运气不好再被扣一顶胁从谋逆的帽子,那万海盛乃至整个沙海帮就彻底玩完了。
不过他们把消息透露给我是什么意思?
难不成寄希望于我这个小小的典史,帮他们洗脱嫌疑?
先不说我能不能办到,就算办到了,上面有人要搞他们的话,还是一样会搞。
“卫大人,沉三花的帐本是不是在你手上?”之前说话的时候,万美惠的声音都很温和,但是这句话,象是换了一个人说的。
不但深沉,而且肃杀!
卫渊扭头看了她一眼,于是看到了一个跟刚才完全不一样的万美惠。
这个万美惠神情冷峻,目光犀利。
完全不象一个未满二十,涉世不深的小姑娘,而是更象
沙海帮的帮主,万海盛!
对,她的脸上有一种见过大风大浪的从容,杀过人见过血的淡定。
以及呼风唤雨,舍我其谁的霸气。
“谁告诉你的?”卫渊反问。
“黄仁贵。”
卫渊并不吃惊,因为黄仁贵本来就是沙海帮的人。
白天点破他买凶的秘密,他一定猜出沉三花的帐本落在了自己手里,所以就去沙海帮通风报信。
不过这样一来,倒是让卫渊确定了刘瞎子是谁的人。
没错,他既不是沙海帮的人,也不是陶泽的人,因为陶泽要是有那个帐本,之前就不会是那种反应。
所以,刘瞎子是沉三花的人。
金梭里的帐本,就是他拿的!
“沉三花的帐本的确有三本在我这儿,但都是今年以前的。”卫渊决定实话实说,“新的帐本我到现在还没找到。”
“你知道谁拿走的吗?”万美惠问。
“万小姐,你是不是想知道谁雇佣的沉三花去刺杀四皇子?”
“对!”
“其实这很好猜,谁和四皇子不对付,谁就是买凶之人。”
“和四皇子不对付的人相当多,要不然他也不会被皇上赶去吕宋国。”
卫渊不说话了。
因为这触及到了他的信息盲点,说多了只会让对方笑话。
“卫大人,您秉公执法拿下罗世勋,奴家相当敬佩,但是”
万美惠的声音已经变得无比冰冷,“沉三花的帐本才是当务之急,这不单单关乎你和陶大人的前程,更关乎我们沙海帮的生死存亡。”

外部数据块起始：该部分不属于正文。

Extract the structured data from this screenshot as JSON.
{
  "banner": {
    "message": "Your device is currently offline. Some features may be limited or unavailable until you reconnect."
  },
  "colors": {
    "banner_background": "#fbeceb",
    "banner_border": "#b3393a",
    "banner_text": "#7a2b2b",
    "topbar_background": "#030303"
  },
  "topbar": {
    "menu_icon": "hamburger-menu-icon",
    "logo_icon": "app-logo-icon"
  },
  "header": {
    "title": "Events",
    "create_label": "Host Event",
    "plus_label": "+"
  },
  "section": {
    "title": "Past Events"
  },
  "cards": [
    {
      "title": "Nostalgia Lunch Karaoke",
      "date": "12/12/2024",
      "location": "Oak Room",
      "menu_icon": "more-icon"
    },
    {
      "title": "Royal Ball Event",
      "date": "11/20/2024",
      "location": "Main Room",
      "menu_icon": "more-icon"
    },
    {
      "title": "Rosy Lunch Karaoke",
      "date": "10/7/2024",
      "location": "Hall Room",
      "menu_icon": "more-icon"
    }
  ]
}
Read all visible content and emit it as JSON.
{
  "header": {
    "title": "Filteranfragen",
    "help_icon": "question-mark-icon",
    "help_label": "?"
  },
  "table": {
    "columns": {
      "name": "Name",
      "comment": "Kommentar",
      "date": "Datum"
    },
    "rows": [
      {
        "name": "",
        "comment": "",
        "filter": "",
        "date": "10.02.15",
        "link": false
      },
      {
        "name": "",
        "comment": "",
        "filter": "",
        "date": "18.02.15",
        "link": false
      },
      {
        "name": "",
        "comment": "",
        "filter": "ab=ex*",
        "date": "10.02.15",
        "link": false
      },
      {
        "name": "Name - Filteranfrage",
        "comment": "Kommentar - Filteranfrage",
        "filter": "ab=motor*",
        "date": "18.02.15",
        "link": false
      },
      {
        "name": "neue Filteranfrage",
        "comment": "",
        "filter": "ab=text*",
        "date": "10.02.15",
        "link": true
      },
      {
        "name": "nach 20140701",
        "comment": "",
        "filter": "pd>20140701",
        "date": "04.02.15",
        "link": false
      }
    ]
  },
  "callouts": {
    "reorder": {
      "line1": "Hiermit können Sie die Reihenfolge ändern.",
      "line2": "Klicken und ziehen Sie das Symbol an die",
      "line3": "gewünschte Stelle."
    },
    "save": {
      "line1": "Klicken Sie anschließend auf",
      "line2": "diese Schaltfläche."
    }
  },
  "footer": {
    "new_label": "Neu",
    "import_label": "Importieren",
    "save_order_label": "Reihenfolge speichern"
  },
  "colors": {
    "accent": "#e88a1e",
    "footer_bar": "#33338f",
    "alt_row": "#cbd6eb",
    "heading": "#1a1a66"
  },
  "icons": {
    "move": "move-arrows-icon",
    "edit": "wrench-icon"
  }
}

“所以,还请卫大人把精力放到追查帐本上面。切勿因小失大,舍本逐末。”
卫渊不想再听下去了。
没一巴掌扇你脸上是我函养好,而且我从来不打女人。
起身要走,但是膝盖被万美惠的右手轻轻摁住。
看似没有用力,但卫渊就是站不起来。
这一刻,他忽然明白,这个小娘皮要杀自己的话,简直易如反掌。
“奴家的话还没说完”万美惠的嘴唇几乎贴到了卫渊的耳朵上面,一缕幽香也随之钻入他的鼻息。
“据帮内飞鸽传书,巡天监特使的船已经过了东瓯府,还有三天便可达到荣县。”
“他们原本是要去吕宋国的,但是在东瓯府接到了群仙舫命案的快报,必定会在荣县逗留督查此案。”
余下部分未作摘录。